The divergence between our event information and the event truth has gotten so bad that our current period has been labeled the post-truth era. Perhaps the quintessential quote describing the ongoing manipulation of public perception by those in power came from a white house aide during the Bush administration, rumored to be Karl Rove:
The aide said that guys like me were ‘in what we call the reality-based community,’ which he defined as people who ‘believe that solutions emerge from your judicious study of discernible reality… That’s not the way the world really works anymore,’ he continued. ‘We’re an empire now, and when we act, we create our own reality. And while you’re studying that reality — judiciously, as you will — we’ll act again, creating other new realities, which you can study too, and that’s how things will sort out. We’re history’s actors…and you, all of you, will be left to just study what we do’
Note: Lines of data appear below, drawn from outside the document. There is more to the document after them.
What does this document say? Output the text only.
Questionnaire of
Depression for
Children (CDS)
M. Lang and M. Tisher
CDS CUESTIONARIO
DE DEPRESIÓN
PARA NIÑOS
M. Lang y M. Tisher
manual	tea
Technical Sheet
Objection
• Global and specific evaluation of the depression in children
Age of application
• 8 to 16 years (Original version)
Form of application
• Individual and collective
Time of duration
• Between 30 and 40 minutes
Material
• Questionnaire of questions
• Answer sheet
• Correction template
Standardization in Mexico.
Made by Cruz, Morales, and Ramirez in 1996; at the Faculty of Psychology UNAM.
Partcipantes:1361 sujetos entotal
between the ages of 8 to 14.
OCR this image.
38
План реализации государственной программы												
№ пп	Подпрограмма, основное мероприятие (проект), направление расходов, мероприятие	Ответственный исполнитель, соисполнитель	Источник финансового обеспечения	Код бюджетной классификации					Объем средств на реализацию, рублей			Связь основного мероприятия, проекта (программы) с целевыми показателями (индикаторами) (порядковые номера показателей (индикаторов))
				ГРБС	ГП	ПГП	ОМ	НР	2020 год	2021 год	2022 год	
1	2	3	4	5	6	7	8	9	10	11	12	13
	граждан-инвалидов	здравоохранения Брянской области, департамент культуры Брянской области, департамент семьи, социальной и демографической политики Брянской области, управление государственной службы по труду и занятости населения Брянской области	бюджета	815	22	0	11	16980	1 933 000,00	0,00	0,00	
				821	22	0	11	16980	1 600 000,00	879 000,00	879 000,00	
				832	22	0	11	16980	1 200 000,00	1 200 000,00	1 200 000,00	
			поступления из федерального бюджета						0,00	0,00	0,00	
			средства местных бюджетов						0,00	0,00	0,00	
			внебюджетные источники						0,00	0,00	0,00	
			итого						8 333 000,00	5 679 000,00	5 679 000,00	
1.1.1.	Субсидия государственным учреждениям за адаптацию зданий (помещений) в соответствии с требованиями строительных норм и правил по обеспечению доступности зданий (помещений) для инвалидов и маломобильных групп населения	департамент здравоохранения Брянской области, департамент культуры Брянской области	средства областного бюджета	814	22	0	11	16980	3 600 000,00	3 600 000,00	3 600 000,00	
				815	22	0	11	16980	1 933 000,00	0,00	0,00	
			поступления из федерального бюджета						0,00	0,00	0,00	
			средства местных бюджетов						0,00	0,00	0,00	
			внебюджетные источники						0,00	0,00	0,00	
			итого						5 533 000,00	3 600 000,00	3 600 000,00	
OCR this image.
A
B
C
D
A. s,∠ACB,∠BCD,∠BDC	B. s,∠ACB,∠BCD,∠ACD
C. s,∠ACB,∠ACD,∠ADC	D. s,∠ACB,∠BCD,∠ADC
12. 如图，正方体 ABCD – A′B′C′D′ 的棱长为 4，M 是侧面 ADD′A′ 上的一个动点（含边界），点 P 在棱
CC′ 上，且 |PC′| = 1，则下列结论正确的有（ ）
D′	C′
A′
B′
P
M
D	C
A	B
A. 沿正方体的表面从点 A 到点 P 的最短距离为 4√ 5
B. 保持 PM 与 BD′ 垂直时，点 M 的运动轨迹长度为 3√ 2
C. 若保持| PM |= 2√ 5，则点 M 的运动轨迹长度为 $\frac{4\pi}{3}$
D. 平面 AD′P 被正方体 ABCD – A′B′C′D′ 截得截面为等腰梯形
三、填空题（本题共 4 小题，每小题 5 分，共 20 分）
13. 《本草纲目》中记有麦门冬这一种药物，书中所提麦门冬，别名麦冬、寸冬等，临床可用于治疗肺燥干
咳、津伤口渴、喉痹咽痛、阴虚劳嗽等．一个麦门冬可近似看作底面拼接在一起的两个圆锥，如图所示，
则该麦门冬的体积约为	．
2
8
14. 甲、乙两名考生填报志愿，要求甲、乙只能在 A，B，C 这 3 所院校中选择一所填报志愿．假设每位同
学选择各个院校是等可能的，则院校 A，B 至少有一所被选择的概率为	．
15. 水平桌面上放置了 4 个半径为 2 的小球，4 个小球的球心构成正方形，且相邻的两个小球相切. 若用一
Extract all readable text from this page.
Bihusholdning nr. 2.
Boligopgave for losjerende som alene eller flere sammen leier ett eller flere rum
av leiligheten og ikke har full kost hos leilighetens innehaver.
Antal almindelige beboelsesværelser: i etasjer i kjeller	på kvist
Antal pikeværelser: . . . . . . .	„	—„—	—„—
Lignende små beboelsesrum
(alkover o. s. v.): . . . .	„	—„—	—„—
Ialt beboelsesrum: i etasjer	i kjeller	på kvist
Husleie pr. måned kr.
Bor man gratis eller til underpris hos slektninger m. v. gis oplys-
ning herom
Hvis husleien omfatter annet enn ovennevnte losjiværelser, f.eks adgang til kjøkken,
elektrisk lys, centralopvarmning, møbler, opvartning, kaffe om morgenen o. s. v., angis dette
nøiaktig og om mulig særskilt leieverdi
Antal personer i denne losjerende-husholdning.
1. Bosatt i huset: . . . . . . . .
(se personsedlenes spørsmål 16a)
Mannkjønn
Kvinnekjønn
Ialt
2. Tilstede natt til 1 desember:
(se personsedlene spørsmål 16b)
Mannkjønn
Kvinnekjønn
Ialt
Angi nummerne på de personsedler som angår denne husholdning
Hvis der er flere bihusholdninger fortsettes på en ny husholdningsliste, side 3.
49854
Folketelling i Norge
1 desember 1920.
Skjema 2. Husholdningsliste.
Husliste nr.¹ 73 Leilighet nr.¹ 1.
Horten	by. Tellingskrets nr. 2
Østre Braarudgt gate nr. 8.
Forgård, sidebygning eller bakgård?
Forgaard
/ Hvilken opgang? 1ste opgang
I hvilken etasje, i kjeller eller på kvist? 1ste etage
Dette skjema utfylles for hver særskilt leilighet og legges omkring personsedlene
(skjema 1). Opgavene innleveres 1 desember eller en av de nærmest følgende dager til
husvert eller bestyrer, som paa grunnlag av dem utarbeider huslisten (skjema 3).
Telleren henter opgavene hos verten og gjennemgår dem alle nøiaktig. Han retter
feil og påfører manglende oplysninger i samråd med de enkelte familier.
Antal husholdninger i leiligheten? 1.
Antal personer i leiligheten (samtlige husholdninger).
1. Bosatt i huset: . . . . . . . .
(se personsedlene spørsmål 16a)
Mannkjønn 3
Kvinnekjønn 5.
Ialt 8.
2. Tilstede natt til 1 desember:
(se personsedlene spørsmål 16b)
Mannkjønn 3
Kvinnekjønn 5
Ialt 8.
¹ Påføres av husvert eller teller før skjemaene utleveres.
Decades later this type of gloating about the irrelevance of discernible event truth has evolved into a contentious public dialogue over “fake news” and a general erosion of trust in American media and institutions. The rise of social media has ratcheted up the distrust even more, because suddenly ordinary people have been given a voice, and they are using it to fairly decry our untrustworthy and unaccountable institutions. Simultaneously, the inclusion of ordinary people has ushered in a flood of alternative viewpoints, which are often bogus too.
In short, the landscape of event truth is a chaotic mess right now. We consume more information than ever, by orders of magnitude, and our probabilistic truth frameworks have been mangled into nihilistic doubt engines where nothing can be believed. It’s an improvement over accepting lies with no reservation, but overall not a good situation, as evidenced by our many broken systems.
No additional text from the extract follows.